The use of cohort studies has a number of advantages and disadvantages. Causation cannot be generally be proved with cohort studies because they are observational and do not involve interventions. However, because they follow a cohort of patients forward through time, they possess the correct time sequence to provide strong evidence for causes and effects. The length of time required in a cohort study depends upon the problem studied. With diseases that develop over a long period of time, or with conditions that occur following long-term exposure to some causative agents, many years are needed. Extended time periods make studies costly. They also make it difficult for investigators to argue causation, owing to the fact that events occurring in the intervening period may have affected the outcome. However, it should be noted that cohort studies are the best observational study design for investigating the causes of a condition, the course of a disease, or risk factors.
The researchers found out “that what prevails today is an operational definition of cause, which incorporates the criteria required in settings, depending on the type of carcinogenic mechanism being studied and its particular set of specific circumstances to ascertain exposure and endpoints” (Eduardo et al., 2004, p. 417). In addition, the researchers also learnt that “decisions concerning the carcinogenicity of specific exposures must entertain both scientific and public health issues as a dynamic process that is constantly updated as new knowledge from insightful and more valid epidemiologic studies becomes available” (Eduardo et al., 2004, p. 417). The researchers compiled findings from previous studies and analyzed them prior to giving their conclusions. Since the study was purely observational, the researchers did not use any analytical software or technique. Their conclusions were based merely on the data they collected from the aforementioned sources.
Potential Sources of Bias
Since it is a historical study in nature, one potential source of bias is that the researchers cannot control the outcome of the previous studies. Eduardo et al. (2004) used various previous studies to substantiate their hypothesis. Therefore, they were not in a position to influence the data presented in the scholarly work they quoted.
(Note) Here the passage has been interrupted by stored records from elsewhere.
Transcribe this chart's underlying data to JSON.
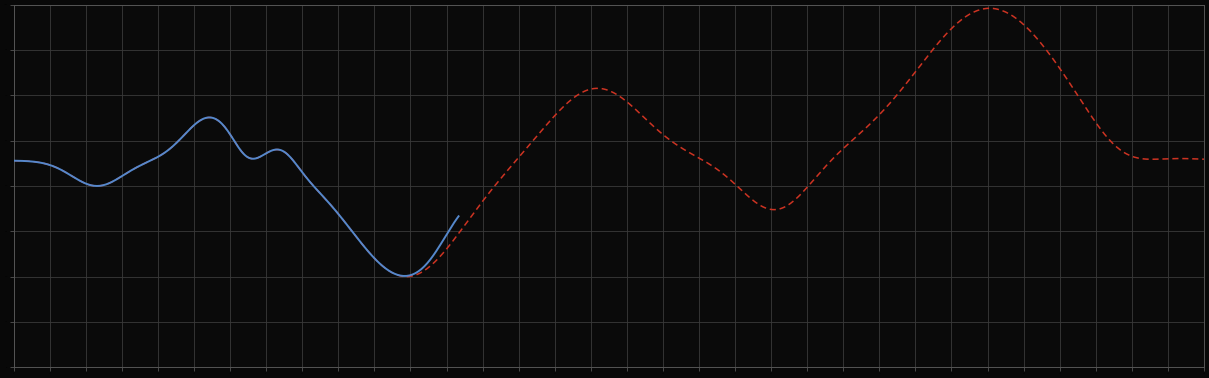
{
  "background_color": "#080808",
  "plot_bg_color": "#0a0a0a",
  "grid_color": "#3a3a3a",
  "blue_color": "#5588cc",
  "red_color": "#cc3322",
  "figsize": [
    12.09,
    3.78
  ],
  "dpi": 100,
  "spine_color": "#555555",
  "tick_color": "#555555",
  "n_xticks": 34,
  "n_yticks": 9,
  "xlim": [
    0,
    99
  ],
  "ylim": [
    0,
    100
  ]
}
The researchers note that “although epidemiological studies have been heightened by the invention of molecular epidemiology and thus boosting gene-environment interactions and risk exposure assessment, they remain susceptible to vicissitudes of learning via controlled observations of the joint distribution of exposure and disease in human populations” (Eduardo et al., 2004, p. 423). Eduardo et al. (2004) argue that the use of molecular epidemiology at a single point in time does not guarantee appropriate policy decisions. This is exemplified by the drawbacks encountered during the initial large-scale molecular epidemiological studies of cervical cancer and the Human pappiloma Virus. The researchers conclude that molecular epidemiology needs to be updated frequently in order to “enhance its validity and ensure the timely discovery of carcinogens and appropriate prevention actions” (Eduardo et al., 2004, p. 423).
Eduardo, E. L. (2004). Role and limitations of epidemiology in establishing a causal association. Seminars In Cancer Biology, 14, 413-426.